The songs range from genres like country and pop to club music and experimental music. The lyrics, partially in German and English, are political and deal with various controversial issues, like mass surveillance, migration, critique of capitalism and heteronormativity.

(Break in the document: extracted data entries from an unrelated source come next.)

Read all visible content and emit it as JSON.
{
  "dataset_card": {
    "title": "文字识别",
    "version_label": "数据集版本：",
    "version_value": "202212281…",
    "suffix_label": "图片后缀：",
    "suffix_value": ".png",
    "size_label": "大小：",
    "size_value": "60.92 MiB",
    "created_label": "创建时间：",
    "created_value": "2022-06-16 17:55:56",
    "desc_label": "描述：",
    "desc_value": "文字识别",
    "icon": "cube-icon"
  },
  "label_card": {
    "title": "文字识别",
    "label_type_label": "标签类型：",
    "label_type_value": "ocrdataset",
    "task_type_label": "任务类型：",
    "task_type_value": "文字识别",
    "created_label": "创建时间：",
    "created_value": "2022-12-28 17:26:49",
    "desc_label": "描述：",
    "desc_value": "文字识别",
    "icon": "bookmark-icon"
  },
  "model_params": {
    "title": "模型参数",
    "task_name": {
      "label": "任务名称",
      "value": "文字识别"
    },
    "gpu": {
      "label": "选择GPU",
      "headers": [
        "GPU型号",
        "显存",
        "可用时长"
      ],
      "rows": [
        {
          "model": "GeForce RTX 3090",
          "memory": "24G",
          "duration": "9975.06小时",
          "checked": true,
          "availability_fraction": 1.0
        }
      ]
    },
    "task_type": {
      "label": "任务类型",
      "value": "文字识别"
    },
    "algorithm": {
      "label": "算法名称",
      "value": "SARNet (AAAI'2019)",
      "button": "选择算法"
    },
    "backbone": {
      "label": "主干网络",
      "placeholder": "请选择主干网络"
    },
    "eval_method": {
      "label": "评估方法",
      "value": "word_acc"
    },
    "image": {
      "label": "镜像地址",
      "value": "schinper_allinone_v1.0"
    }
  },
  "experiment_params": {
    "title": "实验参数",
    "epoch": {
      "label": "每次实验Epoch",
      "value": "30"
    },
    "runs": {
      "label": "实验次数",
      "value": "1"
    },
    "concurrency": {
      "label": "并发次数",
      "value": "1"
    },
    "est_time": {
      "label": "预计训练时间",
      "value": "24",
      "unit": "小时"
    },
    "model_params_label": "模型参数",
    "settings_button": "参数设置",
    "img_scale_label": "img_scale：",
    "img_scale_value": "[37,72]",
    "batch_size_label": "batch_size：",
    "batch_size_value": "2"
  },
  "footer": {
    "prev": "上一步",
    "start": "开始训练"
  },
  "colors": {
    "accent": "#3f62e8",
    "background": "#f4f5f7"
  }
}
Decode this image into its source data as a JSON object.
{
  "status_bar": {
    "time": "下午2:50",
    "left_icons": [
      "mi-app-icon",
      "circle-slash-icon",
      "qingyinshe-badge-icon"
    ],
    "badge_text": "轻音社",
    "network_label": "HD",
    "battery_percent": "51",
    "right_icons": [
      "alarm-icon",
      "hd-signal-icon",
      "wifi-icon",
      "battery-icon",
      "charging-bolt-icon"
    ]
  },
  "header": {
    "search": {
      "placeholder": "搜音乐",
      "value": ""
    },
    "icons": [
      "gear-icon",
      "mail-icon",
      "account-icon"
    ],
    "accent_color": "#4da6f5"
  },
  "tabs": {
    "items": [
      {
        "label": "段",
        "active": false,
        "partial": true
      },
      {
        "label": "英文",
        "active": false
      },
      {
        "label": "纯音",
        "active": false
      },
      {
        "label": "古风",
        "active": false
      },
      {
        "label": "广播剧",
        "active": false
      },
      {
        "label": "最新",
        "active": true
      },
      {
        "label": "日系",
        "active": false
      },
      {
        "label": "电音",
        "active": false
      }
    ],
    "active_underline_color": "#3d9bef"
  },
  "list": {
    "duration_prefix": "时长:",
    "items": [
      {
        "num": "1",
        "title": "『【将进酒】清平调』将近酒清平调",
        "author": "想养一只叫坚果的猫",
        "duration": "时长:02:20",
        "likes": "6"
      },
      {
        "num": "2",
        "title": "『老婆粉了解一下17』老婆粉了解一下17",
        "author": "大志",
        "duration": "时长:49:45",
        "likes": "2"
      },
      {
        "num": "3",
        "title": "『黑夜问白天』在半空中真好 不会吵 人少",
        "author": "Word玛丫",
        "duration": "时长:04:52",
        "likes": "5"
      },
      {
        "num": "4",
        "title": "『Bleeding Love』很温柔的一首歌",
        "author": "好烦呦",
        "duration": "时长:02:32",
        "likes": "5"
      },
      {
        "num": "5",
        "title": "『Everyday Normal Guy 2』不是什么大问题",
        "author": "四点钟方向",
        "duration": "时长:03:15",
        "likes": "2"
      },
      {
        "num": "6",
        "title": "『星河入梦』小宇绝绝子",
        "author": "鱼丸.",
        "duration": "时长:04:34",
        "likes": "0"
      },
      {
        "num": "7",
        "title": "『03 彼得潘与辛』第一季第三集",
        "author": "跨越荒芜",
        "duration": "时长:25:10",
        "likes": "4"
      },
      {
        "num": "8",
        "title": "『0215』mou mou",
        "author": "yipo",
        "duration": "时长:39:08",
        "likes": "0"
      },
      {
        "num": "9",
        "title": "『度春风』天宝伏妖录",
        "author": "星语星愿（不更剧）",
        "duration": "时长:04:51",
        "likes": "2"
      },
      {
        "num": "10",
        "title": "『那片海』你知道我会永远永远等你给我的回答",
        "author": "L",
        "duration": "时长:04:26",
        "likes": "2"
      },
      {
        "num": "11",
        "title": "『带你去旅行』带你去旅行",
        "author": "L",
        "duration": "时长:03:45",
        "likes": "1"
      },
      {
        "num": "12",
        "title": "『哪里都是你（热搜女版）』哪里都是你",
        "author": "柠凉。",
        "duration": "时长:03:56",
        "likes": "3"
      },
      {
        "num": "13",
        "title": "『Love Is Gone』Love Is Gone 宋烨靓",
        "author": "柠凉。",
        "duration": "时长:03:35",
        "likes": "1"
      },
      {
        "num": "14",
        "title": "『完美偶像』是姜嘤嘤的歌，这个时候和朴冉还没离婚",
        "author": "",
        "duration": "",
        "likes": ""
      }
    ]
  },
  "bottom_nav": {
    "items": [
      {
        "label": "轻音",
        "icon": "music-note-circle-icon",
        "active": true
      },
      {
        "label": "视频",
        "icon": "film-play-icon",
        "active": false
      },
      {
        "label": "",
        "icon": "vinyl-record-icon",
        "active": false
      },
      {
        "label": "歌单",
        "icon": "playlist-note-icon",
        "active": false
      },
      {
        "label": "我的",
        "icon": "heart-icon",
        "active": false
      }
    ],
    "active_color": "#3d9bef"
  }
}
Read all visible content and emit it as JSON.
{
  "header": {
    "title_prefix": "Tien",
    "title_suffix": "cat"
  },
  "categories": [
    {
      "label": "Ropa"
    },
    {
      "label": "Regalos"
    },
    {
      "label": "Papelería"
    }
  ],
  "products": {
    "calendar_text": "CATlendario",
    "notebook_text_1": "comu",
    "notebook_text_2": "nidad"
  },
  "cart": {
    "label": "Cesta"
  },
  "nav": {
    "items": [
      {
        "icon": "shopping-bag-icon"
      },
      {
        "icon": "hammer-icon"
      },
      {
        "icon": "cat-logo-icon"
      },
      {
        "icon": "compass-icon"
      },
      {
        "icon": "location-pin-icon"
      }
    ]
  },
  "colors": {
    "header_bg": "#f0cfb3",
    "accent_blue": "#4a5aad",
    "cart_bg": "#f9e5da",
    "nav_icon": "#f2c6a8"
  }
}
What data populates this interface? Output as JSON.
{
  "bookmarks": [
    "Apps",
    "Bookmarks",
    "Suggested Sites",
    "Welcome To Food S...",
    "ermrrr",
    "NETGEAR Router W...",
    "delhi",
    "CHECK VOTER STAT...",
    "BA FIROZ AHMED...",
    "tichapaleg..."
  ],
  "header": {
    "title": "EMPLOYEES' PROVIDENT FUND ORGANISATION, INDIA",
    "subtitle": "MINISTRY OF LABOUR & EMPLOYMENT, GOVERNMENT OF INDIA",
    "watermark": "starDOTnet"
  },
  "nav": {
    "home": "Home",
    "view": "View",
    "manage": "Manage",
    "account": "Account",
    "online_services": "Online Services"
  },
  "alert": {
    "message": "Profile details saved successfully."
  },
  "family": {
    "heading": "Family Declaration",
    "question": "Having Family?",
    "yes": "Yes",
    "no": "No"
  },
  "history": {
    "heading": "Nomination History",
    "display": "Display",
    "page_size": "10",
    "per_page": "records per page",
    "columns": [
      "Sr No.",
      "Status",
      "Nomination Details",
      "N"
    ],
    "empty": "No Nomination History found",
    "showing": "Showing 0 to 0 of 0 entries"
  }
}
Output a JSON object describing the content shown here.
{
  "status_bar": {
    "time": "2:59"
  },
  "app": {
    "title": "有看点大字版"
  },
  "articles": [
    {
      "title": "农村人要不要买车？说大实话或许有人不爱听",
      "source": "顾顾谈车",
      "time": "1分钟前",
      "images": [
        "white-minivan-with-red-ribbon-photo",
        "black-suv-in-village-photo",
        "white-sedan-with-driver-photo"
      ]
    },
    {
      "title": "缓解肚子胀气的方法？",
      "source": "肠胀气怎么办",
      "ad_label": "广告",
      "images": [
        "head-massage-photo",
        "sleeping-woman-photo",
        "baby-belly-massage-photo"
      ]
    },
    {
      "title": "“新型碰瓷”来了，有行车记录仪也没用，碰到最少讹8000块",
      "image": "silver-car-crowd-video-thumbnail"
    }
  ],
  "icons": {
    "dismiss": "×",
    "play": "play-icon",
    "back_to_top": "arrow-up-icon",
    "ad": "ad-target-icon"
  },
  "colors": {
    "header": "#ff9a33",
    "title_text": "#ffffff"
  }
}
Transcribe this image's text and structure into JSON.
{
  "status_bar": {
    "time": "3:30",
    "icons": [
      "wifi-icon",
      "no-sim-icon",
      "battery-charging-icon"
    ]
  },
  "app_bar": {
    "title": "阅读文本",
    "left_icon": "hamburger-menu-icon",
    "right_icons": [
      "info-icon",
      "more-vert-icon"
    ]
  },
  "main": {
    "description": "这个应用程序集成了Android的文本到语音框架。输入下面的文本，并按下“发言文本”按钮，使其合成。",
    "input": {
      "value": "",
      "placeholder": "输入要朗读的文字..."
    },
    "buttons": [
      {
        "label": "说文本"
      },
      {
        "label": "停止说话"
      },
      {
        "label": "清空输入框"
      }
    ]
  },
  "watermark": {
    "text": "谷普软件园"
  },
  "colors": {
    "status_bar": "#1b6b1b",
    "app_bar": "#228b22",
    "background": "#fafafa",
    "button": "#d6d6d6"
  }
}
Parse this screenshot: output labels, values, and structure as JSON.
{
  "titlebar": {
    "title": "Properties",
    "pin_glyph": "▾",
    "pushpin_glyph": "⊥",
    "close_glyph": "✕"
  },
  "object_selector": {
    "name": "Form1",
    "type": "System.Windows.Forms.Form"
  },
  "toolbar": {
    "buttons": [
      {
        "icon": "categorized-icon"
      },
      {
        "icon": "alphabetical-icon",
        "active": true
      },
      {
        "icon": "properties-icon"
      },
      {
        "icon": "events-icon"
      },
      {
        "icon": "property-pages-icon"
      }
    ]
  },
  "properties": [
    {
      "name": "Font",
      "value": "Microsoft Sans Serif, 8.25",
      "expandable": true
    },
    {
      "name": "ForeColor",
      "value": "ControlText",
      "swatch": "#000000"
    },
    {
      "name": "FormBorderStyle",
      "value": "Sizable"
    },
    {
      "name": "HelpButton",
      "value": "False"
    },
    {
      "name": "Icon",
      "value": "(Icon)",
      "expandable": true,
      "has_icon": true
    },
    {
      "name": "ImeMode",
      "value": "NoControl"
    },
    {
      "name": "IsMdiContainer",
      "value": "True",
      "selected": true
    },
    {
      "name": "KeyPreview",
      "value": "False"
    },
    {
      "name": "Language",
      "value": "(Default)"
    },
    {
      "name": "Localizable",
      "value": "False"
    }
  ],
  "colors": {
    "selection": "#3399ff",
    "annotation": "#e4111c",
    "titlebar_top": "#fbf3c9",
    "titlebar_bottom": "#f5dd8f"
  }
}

The album was financially supported by Österreichischer Musikfonds and SKE (austro mechana).

- Song examples
- The tracks Let's Network It Out (Flat Nashville Hierarchy Version) and Tonki Gebauer: Song (Excerpt) were originally recorded as part of the Georg Paul Thomann project.
- Waun i schiaß and Could It Be were originally created for monochrom's stage musical Udo 77, but re-recorded in a studio.
- The song Der Oxo Raster. An Electronical Palimpsest is a cover version of the song "Oxo la terre" by Raymond Lefèvre.

==Track listing==

| No. | Title | Length |
|---|---|---|
| 1. | "Garz" (feat. Der Schwimmer) | 4:00 |
| 2. | "Waun i schiaß revisited" (feat. Max Of Prey)) | 4:48 |
| 3. | "eBay the force" (feat. Hans Nieswandt) | 5:20 |
| 4. | "Could It Be" | 4:45 |
| 5. | "Der Oxo Raster. An Electronical Palimpsest" (feat. Electronič) | 3:15 |
| 6. | "Die wichtigsten Gründe" | 4:28 |
| 7. | "Killing Capitalism With Christmas" (feat. Gerald Votava and GameJew) | 2:56 |
| 8. | "Flowers" (feat. Matthias Kertal) | 1:58 |
| 9. | "Farewell To Overhead (Which Was A Popular School Broadcasting Technique Back In The Old Days)" | 5:00 |
| 10. | "Hello Lando" | 1:09 |
| 11. | "Lidl-Girl" | 5:32 |
| 12. | "Let's Network It Out (Flat Nashville Hierarchy Version)" | 3:14 |
| 13. | "myfacespace.com" (feat. GameJew) | 6:48 |
| 14. | "Im söbn Boot" (feat. Gegenstimmen) | 3:18 |
| 15. | "Die oide Celtic Frost" | 2:15 |
| 16. | "Die Moritat von Parati" | 5:19 |
| 17. | "Tonki Gebauer: Song (Excerpt)" | 9:14 |
| Total length: |  | 1:13:08 |

==Reception==
The CD has been discussed and analyzed in music magazines and academic publications.